Bu sorunun cevabı elbette
ciltler dolusu kitapları dolduracak kadar geniştir. Böyle olmasına rağmen yine
de birçok insan vardır ki bu dünyanın ne olduğunu, ne için var edildiğini, kendisinin
niçin dünyaya geldiğini, niçin yaşadığını, bu hayatın gayelerini bilmemektedir.
Bunun için, bu yazımızda özet olarak ‘bu dünyanın ve dünya hayatının ne
olduğunu’ göstermeye çalışacağız.
Dünya; her şeyden önce bir imtihan yeridir. Bu
nazarla bakıldığı zaman, her şey bizim için bir imtihan olduğu gibi, çevremizde
olan olaylar veya başımıza gelen her bir hadise de bir imtihandır. Varlıklı
olmak imtihan olduğu gibi, sıkıntı çekmekte başka bir imtihandır. Sağlıklı
olmak imtihan olduğu gibi, hasta olmakta ayrı bir imtihandır. Allah’ın emirleri
ve yasakları da başlı başına büyük bir imtihandır. Yapanlar kazanır,
yapmayanlar kaybederler. Bu konuda çok yazı yazdığımızdan dünyayı başka açılardan
incelemeye devam edeceğiz.
Dünya bir misafirhanedir.
İnsan içinde aziz bir misafirdir. Hepimiz bir şekilde misafirlik yapmışızdır.
Misafir, misafir olduğu yerdeki şeylerin sahibi değildir. Orada geçici olarak
kalır ve oradakilerden hane sahibinin müsaade ettiği kadar ve müsaade ettiği
şekilde istifade eder. Masraflar ise onu hiç ilgilendirmez. Çünkü misafirdir.
Misafir keyfini sürer ama masraflara karışmaz. Kural budur. Ancak,
misafirin özelliği; hane
sahibinin müsaadesine göre hareket etmesidir. Eğer müsaade edilmeyen şeyleri yapmaya
kalkacak olursa tokadı yer ve değerini de kaybeder. Ve aynı zamanda istifadesi de
sınırlandırılır. Yani cezalar gelmeye başlar.
İşte, insan da bu dünya hanında aziz bir
misafirdir. Bu dünyanın sahibi olan Allah’a cc misafir olmuştur. Ancak, şu
dünyadaki bütün nimetlerden istifade etmesi Allah’ın emir ve yasaklarına
uymasına bağlıdır. Emir ve yasaklara uyduğu sürece izzetli bir şekilde yaşar ve
ona göre de değeri olur.

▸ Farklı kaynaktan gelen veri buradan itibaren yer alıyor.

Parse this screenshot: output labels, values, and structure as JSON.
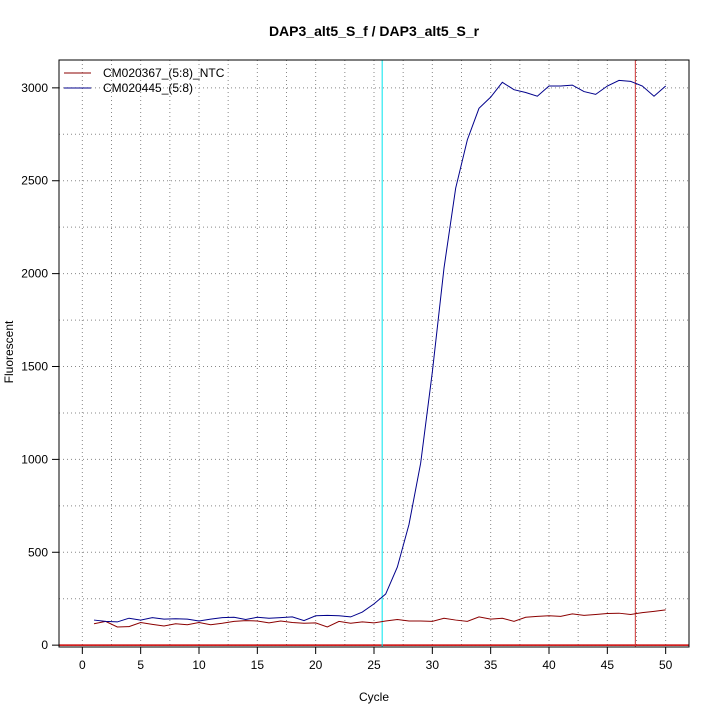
{
  "chart_data": {
    "type": "line",
    "title": "DAP3_alt5_S_f / DAP3_alt5_S_r",
    "xlabel": "Cycle",
    "ylabel": "Fluorescent",
    "xlim": [
      -2,
      52
    ],
    "ylim": [
      -10,
      3150
    ],
    "x_ticks": [
      0,
      5,
      10,
      15,
      20,
      25,
      30,
      35,
      40,
      45,
      50
    ],
    "y_ticks": [
      0,
      500,
      1000,
      1500,
      2000,
      2500,
      3000
    ],
    "grid": "dotted",
    "legend_position": "top-left",
    "x": [
      1,
      2,
      3,
      4,
      5,
      6,
      7,
      8,
      9,
      10,
      11,
      12,
      13,
      14,
      15,
      16,
      17,
      18,
      19,
      20,
      21,
      22,
      23,
      24,
      25,
      26,
      27,
      28,
      29,
      30,
      31,
      32,
      33,
      34,
      35,
      36,
      37,
      38,
      39,
      40,
      41,
      42,
      43,
      44,
      45,
      46,
      47,
      48,
      49,
      50
    ],
    "series": [
      {
        "name": "CM020367_(5:8)_NTC",
        "color": "#8b0000",
        "values": [
          115,
          128,
          98,
          100,
          122,
          112,
          103,
          115,
          110,
          122,
          110,
          118,
          128,
          132,
          130,
          120,
          130,
          122,
          118,
          120,
          98,
          128,
          118,
          125,
          120,
          130,
          138,
          130,
          130,
          128,
          145,
          135,
          128,
          152,
          140,
          145,
          128,
          150,
          155,
          158,
          155,
          168,
          160,
          165,
          170,
          172,
          165,
          175,
          182,
          190
        ]
      },
      {
        "name": "CM020445_(5:8)",
        "color": "#00008b",
        "values": [
          135,
          128,
          125,
          145,
          135,
          148,
          140,
          142,
          140,
          130,
          140,
          148,
          150,
          138,
          150,
          145,
          148,
          152,
          132,
          158,
          160,
          158,
          152,
          178,
          222,
          275,
          420,
          650,
          980,
          1470,
          2030,
          2460,
          2720,
          2890,
          2950,
          3030,
          2990,
          2975,
          2955,
          3010,
          3010,
          3015,
          2980,
          2965,
          3010,
          3040,
          3035,
          3010,
          2955,
          3010
        ]
      }
    ],
    "threshold_line": {
      "y": 0,
      "color": "#cc0000"
    },
    "vertical_markers": [
      {
        "x": 25.7,
        "color": "#00e5ee"
      },
      {
        "x": 47.4,
        "color": "#cd3333"
      }
    ]
  }
}
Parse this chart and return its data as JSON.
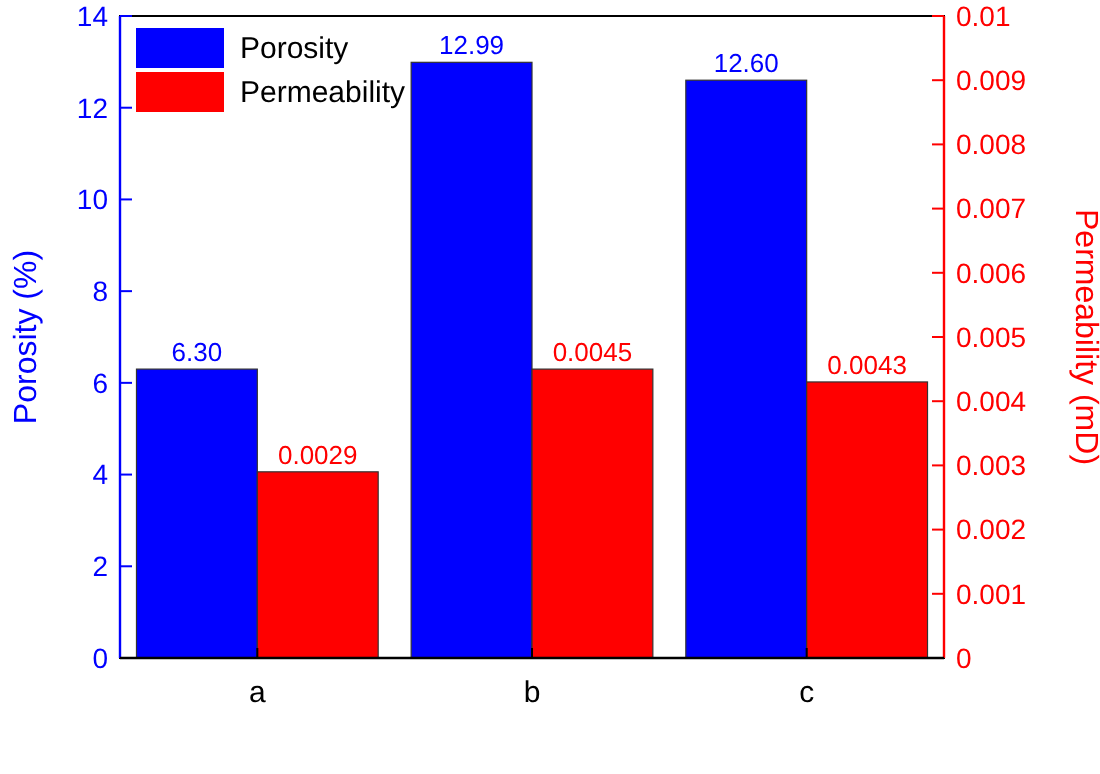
{
  "chart_data": {
    "type": "bar",
    "categories": [
      "a",
      "b",
      "c"
    ],
    "ylabel": "Porosity (%)",
    "y2label": "Permeability (mD)",
    "ylim": [
      0,
      14
    ],
    "yticks": [
      0,
      2,
      4,
      6,
      8,
      10,
      12,
      14
    ],
    "y2lim": [
      0,
      0.01
    ],
    "y2ticks": [
      0,
      0.001,
      0.002,
      0.003,
      0.004,
      0.005,
      0.006,
      0.007,
      0.008,
      0.009,
      0.01
    ],
    "legend": "top left",
    "grid": false,
    "series": [
      {
        "name": "Porosity",
        "color": "#0000ff",
        "values": [
          6.3,
          12.99,
          12.6
        ],
        "value_labels": [
          "6.30",
          "12.99",
          "12.60"
        ]
      },
      {
        "name": "Permeability",
        "color": "#ff0000",
        "axis": "y2",
        "values": [
          0.0029,
          0.0045,
          0.0043
        ],
        "value_labels": [
          "0.0029",
          "0.0045",
          "0.0043"
        ]
      }
    ]
  }
}
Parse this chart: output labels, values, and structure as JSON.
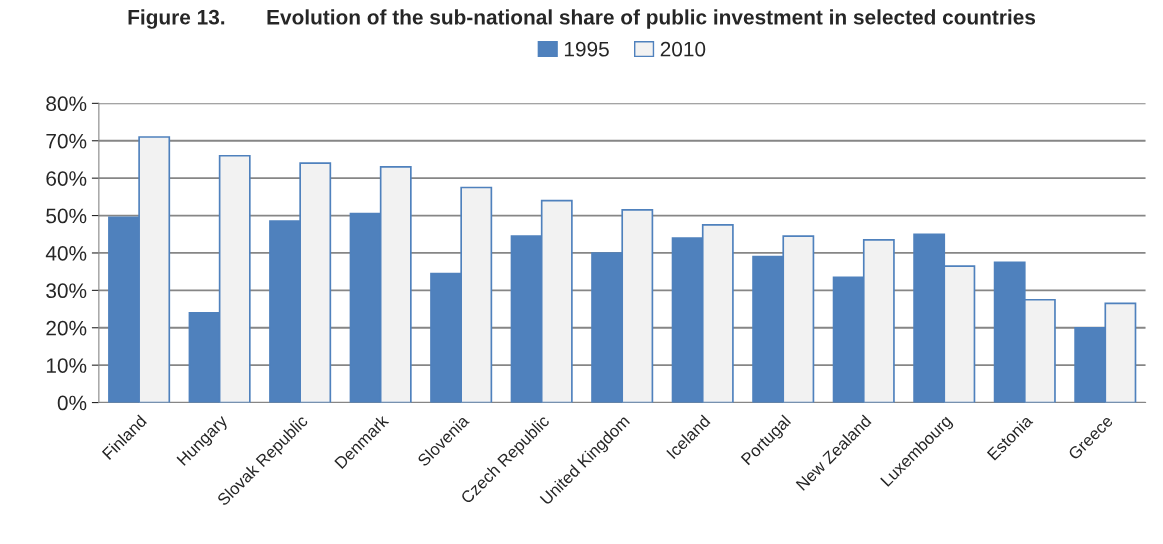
{
  "chart_data": {
    "type": "bar",
    "title": "Figure 13.       Evolution of the sub-national share of public investment in selected countries",
    "categories": [
      "Finland",
      "Hungary",
      "Slovak Republic",
      "Denmark",
      "Slovenia",
      "Czech Republic",
      "United Kingdom",
      "Iceland",
      "Portugal",
      "New Zealand",
      "Luxembourg",
      "Estonia",
      "Greece"
    ],
    "series": [
      {
        "name": "1995",
        "color": "#4f81bd",
        "values": [
          49.5,
          24,
          48.5,
          50.5,
          34.5,
          44.5,
          40,
          44,
          39,
          33.5,
          45,
          37.5,
          20
        ]
      },
      {
        "name": "2010",
        "color": "#f2f2f2",
        "values": [
          71,
          66,
          64,
          63,
          57.5,
          54,
          51.5,
          47.5,
          44.5,
          43.5,
          36.5,
          27.5,
          26.5
        ]
      }
    ],
    "ylim": [
      0,
      80
    ],
    "yticks": [
      {
        "value": 0,
        "label": "0%"
      },
      {
        "value": 10,
        "label": "10%"
      },
      {
        "value": 20,
        "label": "20%"
      },
      {
        "value": 30,
        "label": "30%"
      },
      {
        "value": 40,
        "label": "40%"
      },
      {
        "value": 50,
        "label": "50%"
      },
      {
        "value": 60,
        "label": "60%"
      },
      {
        "value": 70,
        "label": "70%"
      },
      {
        "value": 80,
        "label": "80%"
      }
    ],
    "grid": "y",
    "legend": "top"
  }
}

Misafirin değeri misafir olduğu zata göre olur.
Allah’a misafir olanın ne derece değerli olduğunu varın siz düşünün. İşte insan
böyle kıymetli, şerefli, aziz bir varlıktır. Bu kıymet ve şerefinin devamı
ancak Allah’ın emirlerini yapmasına ve yasaklarını işlememesine bağlıdır.
Emirleri yapmazsa, yasak edilen şeyleri de işlerse birden değerini kaybeder ve
izzet ve şerefi de kalmaz. Daha dünyada rezil olmaya başlar.
Öyleyse bize düşen, hane
sahibimiz olan Allah’ın emir ve yasaklarına göre yaşamamızdır. Emir ve
yasakları ise son din olarak gönderdiği islamiyette belirtilen şekildedir.
Dünya, bir başka açıdan
bakıldığında merayay-ı sübhanidir. Yani; Cenab-ı Hakk’ın isimlerinin tecelli
ettiği bir yerdir. Aslında neye baksan O’nu, yani O’nun isimlerinin
tecellilerini görürsün. Koca koca gezegenlerin, akıl almaz bir sür’atle ve
intizamla gezdiklerini görünce bunu yapan zatın ne derece güçlü olduğunu, yani
‘Kadir’ isminin tecellisini ve ‘Nazım’ isimlerinin tecellilerini seyredersin.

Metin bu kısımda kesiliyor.